Wire
Patients could lose some APRN prescriptions in Ohio
Representative Kellie Deeter’s bill would block advanced practice registered nurses from prescribing drugs on the exclusionary formulary. It also narrows when nurse practitioners, nurse-midwives and clinical nurse specialists can write schedule II prescriptions.
Ohio lawmakers are tightening the prescribing lane for advanced practice registered nurses, or APRNs, and the change would be felt most by patients who depend on nurse practitioners, nurse-midwives and clinical nurse specialists for routine care. Under the proposal, those clinicians could not prescribe or furnish drugs or therapeutic devices listed on the exclusionary formulary, and their ability to prescribe schedule II controlled substances would be limited to cases that meet the measure’s conditions.
A narrower prescription lane
For patients, the practical effect is less room at the edge of what an APRN can hand over at the visit. The proposal does not rewrite all of nursing care, but it does draw a sharper line around the medicines and devices these clinicians can provide on their own.
That matters because APRNs often sit in the middle ground between primary care access and specialist care. When their prescribing authority shrinks, the change lands in ordinary moments, at the pharmacy counter, in a follow-up appointment, or in a decision about whether treatment can begin that day.

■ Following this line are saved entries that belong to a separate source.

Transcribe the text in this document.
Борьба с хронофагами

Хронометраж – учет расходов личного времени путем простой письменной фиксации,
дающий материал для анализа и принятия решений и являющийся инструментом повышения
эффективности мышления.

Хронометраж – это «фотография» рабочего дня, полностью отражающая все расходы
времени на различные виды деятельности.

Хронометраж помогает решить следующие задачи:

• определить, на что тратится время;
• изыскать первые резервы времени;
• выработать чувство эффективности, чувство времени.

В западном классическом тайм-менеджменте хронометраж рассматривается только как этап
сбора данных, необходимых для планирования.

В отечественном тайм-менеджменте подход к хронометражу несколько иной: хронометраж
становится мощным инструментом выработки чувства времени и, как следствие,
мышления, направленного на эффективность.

Drugs the rule takes off the table
The exclusionary formulary is the bill’s hard stop. If a drug or therapeutic device is on that list, a clinical nurse specialist, certified nurse-midwife or certified nurse practitioner could not prescribe or furnish it under the new language.

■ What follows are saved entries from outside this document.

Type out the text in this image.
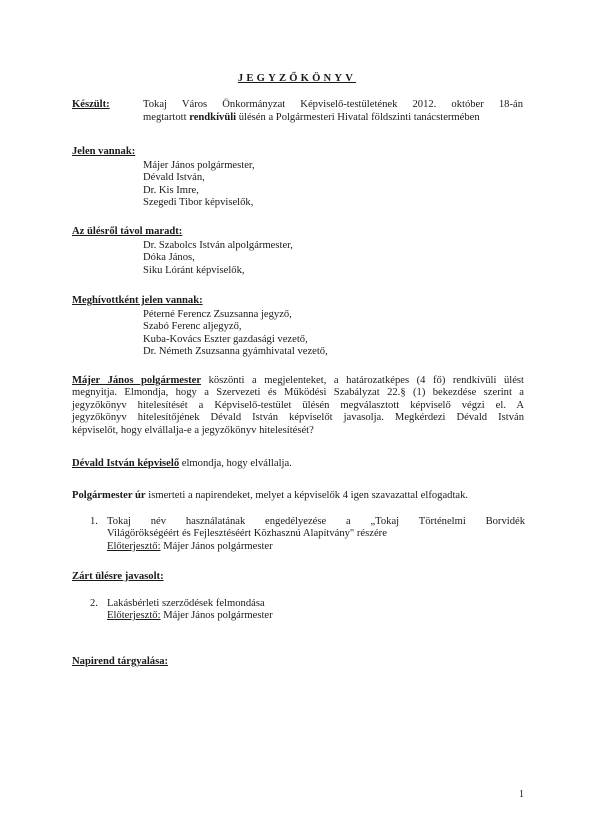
JEGYZŐKÖNYV
Készült:	Tokaj Város Önkormányzat Képviselő-testületének 2012. október 18-án
megtartott rendkívüli ülésén a Polgármesteri Hivatal földszinti tanácstermében
Jelen vannak:
Májer János polgármester,
Dévald István,
Dr. Kis Imre,
Szegedi Tibor képviselők,
Az ülésről távol maradt:
Dr. Szabolcs István alpolgármester,
Dóka János,
Siku Lóránt képviselők,
Meghívottként jelen vannak:
Péterné Ferencz Zsuzsanna jegyző,
Szabó Ferenc aljegyző,
Kuba-Kovács Eszter gazdasági vezető,
Dr. Németh Zsuzsanna gyámhivatal vezető,
Májer János polgármester köszönti a megjelenteket, a határozatképes (4 fő) rendkívüli ülést
megnyitja. Elmondja, hogy a Szervezeti és Működési Szabályzat 22.§ (1) bekezdése szerint a
jegyzőkönyv hitelesítését a Képviselő-testület ülésén megválasztott képviselő végzi el. A
jegyzőkönyv hitelesítőjének Dévald István képviselőt javasolja. Megkérdezi Dévald István
képviselőt, hogy elvállalja-e a jegyzőkönyv hitelesítését?
Dévald István képviselő elmondja, hogy elvállalja.
Polgármester úr ismerteti a napirendeket, melyet a képviselők 4 igen szavazattal elfogadtak.
1. Tokaj név használatának engedélyezése a „Tokaj Történelmi Borvidék
Világörökségéért és Fejlesztéséért Közhasznú Alapítvány" részére
Előterjesztő: Májer János polgármester
Zárt ülésre javasolt:
2. Lakásbérleti szerződések felmondása
Előterjesztő: Májer János polgármester
Napirend tárgyalása:
1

Schedule II controlled substances would get their own set of limits, with prescribing allowed only when the proposal’s conditions are satisfied. Those are the most tightly controlled prescription drugs, so the change adds another layer of review to the items that already carry the heaviest scrutiny.
A broader rewrite of nursing law
The prescribing changes are folded into a wider cleanup of Ohio nursing law, not just one isolated rule. The proposal also amends the statutes that govern the Board of Nursing and other nursing-related provisions, so the new limits sit inside a broader statutory rewrite.
That broader approach can make a bill like this easier to miss, but its effect is concrete. It changes the legal framework that tells APRNs what they may prescribe, what they may not, and where the state wants the line to be drawn.